Patentrezepte für eine neue Ordnung sind derzeit nicht zu erkennen, aber es gibt verschiedene Maßnahmen, die auf regionaler oder auch globaler Ebene etwas bewirken können. So ist man als Buddhist in der Verantwortung, seinen Umgang mit Geld zu überprüfen, sich zu überlegen, wofür und wo man sein Geld ausgibt oder es anlegt, damit man damit zumindest möglichst wenig Schaden anrichtet.
Was das Handeln auf persönlicher Ebene betrifft, so hat die Zuhörer der Vortrag von Wilfried Reuter sehr berührt, der als Frauenarzt in einer Klinik arbeitet. Er erzählte die Geschichte eines viel zu früh geborenen Babys und seine Gedanken und Handlungen, die ein würdiges Sterben des mit hoher Wahrscheinlichkeit nicht auf Dauer lebensfähigen Kindes ermöglichen sollten. Dabei sind als langjähriger Praktizierender und Dharma-Lehrer die Sieben Erleuchtungsglieder (Pali: Bojjhanga) seine Stütze im Fällen von Entscheidungen und dem Ausführen der Handlungen. Es wurde deutlich, welch große Hilfestellung der Dharma und die Dharma-Praxis im täglichen Leben sein kann.
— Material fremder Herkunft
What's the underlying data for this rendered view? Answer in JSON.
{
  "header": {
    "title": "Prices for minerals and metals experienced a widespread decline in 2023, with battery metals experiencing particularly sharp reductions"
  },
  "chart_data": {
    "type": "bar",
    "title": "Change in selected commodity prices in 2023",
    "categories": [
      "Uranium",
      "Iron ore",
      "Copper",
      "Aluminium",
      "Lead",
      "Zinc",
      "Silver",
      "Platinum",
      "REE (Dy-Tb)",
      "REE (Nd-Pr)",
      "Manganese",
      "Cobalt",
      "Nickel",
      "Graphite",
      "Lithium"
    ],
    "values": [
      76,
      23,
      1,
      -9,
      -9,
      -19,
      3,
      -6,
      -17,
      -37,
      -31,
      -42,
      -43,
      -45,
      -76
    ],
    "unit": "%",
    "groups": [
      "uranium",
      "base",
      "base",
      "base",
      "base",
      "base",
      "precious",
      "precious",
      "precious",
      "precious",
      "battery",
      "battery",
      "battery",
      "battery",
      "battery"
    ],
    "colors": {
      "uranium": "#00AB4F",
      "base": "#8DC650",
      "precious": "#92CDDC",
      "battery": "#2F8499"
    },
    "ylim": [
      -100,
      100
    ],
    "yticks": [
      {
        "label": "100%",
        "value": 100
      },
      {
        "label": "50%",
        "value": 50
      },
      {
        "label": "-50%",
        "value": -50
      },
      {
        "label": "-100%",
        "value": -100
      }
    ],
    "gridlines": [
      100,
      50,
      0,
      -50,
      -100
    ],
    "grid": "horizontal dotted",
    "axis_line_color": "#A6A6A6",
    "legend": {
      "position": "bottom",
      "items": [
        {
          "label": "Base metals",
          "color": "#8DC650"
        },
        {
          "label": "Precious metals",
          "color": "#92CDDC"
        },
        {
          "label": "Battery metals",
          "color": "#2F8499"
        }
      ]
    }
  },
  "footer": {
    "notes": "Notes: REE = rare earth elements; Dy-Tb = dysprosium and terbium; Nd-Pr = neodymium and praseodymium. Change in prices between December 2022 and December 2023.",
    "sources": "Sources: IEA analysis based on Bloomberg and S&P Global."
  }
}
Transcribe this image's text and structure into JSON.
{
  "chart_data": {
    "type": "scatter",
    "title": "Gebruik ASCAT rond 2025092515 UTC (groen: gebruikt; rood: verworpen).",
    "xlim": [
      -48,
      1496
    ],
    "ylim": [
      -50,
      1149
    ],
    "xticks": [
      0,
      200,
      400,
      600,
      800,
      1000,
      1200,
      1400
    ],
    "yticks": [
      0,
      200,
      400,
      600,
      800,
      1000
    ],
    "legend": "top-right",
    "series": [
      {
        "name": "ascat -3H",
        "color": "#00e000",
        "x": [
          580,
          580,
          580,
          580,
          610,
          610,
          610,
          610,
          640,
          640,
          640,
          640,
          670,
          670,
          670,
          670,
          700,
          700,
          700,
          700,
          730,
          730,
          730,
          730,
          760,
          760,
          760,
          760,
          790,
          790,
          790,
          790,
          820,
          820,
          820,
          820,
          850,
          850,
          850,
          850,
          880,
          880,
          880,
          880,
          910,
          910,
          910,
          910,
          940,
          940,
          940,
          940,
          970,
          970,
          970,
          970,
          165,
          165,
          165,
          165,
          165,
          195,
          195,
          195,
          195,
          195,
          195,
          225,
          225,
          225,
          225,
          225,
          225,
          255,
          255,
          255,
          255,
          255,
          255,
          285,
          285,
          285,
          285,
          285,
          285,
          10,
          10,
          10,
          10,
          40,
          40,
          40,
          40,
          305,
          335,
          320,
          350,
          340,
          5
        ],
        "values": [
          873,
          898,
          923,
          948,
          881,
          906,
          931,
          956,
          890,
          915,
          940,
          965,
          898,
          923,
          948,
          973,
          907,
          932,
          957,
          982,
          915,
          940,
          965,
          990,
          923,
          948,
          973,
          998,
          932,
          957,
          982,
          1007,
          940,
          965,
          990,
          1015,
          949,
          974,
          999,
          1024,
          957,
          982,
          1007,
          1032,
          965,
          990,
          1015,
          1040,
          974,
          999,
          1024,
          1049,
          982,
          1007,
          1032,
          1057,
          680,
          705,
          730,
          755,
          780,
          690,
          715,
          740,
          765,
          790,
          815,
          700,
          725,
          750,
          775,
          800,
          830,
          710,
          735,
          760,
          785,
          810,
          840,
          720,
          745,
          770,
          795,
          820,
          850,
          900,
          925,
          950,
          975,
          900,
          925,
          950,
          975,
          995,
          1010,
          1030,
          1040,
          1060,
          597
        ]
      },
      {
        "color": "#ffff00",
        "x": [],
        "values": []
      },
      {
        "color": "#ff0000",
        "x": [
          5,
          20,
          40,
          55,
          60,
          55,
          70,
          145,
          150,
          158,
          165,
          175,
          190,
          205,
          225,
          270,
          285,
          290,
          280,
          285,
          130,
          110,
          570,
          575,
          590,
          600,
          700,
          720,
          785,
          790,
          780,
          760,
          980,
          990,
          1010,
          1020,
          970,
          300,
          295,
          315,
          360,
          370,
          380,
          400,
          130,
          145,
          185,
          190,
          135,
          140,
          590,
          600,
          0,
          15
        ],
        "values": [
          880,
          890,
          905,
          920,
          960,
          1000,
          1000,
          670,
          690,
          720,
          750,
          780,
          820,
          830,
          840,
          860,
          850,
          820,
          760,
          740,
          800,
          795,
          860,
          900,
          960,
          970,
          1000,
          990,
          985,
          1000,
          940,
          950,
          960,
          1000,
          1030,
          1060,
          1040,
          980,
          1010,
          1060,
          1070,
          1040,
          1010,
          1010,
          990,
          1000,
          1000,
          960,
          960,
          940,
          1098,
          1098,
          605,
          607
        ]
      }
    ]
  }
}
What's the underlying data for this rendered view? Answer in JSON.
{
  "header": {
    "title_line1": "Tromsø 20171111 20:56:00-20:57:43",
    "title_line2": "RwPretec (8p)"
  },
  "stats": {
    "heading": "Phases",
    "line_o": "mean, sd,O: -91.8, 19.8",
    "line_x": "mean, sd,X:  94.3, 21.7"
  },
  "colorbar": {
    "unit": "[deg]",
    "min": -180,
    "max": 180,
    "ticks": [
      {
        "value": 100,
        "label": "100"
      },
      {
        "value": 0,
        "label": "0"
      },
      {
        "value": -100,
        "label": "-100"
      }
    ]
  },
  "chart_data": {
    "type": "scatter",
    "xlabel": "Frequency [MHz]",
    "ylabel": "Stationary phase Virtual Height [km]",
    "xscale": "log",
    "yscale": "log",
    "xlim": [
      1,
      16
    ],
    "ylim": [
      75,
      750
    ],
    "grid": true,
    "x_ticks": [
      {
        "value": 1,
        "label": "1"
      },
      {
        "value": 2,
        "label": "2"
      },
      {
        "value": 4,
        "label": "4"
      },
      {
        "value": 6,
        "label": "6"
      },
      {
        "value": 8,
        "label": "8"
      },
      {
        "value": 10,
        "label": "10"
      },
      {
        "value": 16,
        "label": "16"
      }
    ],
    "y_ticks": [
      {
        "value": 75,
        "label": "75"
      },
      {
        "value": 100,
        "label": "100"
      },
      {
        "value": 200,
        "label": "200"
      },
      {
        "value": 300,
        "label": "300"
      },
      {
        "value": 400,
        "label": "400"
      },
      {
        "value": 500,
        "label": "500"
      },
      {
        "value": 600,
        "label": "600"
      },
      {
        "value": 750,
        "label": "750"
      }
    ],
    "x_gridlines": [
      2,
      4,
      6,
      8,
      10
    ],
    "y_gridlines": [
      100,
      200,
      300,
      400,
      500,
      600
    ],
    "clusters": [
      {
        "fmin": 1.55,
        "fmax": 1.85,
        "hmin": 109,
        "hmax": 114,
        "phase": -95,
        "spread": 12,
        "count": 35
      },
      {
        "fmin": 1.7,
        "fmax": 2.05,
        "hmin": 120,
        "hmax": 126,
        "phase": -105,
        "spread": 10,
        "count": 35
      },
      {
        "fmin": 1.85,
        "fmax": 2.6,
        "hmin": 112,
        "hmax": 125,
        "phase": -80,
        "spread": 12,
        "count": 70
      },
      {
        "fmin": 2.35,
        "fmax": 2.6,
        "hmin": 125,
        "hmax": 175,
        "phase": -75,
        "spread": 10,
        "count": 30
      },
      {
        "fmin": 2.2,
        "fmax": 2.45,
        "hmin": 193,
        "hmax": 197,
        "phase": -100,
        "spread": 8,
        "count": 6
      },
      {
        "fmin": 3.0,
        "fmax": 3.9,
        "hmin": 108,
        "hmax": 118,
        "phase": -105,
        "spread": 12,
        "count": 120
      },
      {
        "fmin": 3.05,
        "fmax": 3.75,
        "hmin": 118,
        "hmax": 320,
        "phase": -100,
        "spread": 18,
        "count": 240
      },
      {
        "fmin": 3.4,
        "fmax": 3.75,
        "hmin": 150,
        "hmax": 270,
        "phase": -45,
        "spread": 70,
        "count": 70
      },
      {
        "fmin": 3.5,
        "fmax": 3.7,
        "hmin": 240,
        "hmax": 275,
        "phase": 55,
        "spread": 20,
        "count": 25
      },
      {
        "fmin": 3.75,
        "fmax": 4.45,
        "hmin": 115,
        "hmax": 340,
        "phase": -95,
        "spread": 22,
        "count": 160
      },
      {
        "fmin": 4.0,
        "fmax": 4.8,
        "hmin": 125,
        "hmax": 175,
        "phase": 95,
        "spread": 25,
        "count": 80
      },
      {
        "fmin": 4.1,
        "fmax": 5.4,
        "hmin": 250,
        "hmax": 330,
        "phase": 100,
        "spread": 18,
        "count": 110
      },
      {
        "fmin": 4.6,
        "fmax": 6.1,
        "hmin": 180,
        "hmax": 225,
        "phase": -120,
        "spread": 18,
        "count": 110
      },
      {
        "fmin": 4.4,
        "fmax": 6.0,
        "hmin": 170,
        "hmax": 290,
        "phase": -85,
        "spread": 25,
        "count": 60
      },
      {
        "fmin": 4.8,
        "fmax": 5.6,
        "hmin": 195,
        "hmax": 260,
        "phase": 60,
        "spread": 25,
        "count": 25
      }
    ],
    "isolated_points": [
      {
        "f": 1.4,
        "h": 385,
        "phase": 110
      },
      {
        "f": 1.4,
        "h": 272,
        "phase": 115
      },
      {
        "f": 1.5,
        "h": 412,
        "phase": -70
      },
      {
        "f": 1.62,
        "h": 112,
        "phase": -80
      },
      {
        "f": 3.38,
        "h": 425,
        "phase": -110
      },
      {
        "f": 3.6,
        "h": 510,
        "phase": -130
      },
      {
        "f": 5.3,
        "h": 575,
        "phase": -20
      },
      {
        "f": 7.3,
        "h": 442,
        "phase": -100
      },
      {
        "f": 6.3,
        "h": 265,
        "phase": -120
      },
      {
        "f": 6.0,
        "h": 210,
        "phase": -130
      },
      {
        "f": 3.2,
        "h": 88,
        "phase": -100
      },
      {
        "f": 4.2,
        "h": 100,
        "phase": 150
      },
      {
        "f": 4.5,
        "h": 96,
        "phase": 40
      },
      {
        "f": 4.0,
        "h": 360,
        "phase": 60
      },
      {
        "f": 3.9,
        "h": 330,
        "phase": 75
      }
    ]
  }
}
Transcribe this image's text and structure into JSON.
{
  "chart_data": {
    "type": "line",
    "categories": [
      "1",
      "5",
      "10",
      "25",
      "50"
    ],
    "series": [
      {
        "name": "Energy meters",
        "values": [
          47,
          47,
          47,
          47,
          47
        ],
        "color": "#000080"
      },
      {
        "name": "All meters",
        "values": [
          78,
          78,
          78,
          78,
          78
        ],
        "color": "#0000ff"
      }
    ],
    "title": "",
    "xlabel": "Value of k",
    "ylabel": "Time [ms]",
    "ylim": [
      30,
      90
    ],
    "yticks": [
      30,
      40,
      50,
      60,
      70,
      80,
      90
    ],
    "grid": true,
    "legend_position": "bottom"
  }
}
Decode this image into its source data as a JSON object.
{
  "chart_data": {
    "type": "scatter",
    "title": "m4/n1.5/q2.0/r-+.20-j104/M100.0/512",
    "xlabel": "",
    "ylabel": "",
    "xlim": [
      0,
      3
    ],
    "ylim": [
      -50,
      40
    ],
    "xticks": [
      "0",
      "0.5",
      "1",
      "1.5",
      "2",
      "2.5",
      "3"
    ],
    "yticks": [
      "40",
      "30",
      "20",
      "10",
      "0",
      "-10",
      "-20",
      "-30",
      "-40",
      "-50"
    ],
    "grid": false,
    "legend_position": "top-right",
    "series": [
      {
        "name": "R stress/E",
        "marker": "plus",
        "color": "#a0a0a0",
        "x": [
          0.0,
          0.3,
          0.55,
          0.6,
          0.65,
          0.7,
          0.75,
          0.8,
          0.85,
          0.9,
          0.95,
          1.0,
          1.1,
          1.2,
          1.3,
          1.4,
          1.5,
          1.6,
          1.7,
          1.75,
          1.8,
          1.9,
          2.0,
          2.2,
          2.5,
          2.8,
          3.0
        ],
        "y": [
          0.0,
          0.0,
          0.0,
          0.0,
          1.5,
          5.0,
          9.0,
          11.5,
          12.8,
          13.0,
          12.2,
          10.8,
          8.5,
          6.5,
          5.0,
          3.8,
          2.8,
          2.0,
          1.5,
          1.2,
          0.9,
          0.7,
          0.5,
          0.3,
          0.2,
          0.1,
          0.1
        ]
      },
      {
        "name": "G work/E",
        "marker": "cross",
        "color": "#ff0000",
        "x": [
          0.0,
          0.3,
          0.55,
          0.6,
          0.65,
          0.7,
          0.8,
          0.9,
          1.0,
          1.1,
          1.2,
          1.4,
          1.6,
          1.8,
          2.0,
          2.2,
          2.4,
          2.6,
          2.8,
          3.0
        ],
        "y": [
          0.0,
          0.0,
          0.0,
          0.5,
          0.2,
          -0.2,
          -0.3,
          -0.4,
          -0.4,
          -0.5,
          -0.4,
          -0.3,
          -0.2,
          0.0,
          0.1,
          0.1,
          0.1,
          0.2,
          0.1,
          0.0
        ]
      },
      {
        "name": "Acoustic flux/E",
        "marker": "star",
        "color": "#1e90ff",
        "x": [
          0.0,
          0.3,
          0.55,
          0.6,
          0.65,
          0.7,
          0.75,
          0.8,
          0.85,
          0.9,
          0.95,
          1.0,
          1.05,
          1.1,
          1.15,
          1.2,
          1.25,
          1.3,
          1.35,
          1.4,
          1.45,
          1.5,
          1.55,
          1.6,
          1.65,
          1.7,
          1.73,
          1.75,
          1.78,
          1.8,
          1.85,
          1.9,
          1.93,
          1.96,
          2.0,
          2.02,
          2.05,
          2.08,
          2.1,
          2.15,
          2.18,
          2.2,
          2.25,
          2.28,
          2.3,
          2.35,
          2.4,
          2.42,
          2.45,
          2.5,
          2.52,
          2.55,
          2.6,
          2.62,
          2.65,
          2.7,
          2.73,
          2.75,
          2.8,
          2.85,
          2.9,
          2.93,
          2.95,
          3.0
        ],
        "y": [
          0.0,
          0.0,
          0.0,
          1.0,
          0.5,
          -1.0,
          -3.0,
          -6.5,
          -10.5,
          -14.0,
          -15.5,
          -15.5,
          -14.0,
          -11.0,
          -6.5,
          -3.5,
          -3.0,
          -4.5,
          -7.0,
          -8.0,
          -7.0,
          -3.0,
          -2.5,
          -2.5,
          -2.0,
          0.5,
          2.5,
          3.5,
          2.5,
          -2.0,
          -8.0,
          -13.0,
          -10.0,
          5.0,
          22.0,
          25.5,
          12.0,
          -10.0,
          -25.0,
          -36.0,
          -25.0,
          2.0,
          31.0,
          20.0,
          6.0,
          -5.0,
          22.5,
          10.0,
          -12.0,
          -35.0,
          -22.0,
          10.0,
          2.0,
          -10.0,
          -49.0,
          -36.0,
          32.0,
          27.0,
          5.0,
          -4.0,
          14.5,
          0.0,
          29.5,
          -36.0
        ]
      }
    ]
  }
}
Als einen wichtigen Punkt der letzten Podiumsdiskussion ist mir der eindringliche Appell von Sven Giegolt in Erinnerung, der über viele Jahre bei Attac aktiv war, dann in die Politik gewechselt hat und bei den Grünen eine "steile Karriere" hingelegt hat. Er sagte, dass ihm derzeit Angst und Bange wird, wenn die Grünen bei Wahlumfragen Werte von 30% haben. Er warb dafür, dass sich mehr Personen auch oder gerade aus den Reihen der Buddhisten in der Politik engagieren und sich für wichtige gesellschaftliche oder ökologische Themen einsetzen. Sicher macht man sich in gewisser Weise dabei die Finger schmutzig, in dem man Kompromisse eingehen muss. Man wird nicht alles Gewollte erreichen können, aber die Dinge vielleicht in eine richtige Richtung bewegen. Das ist dann etwas für Bodhisattvas mit festen Wurzeln.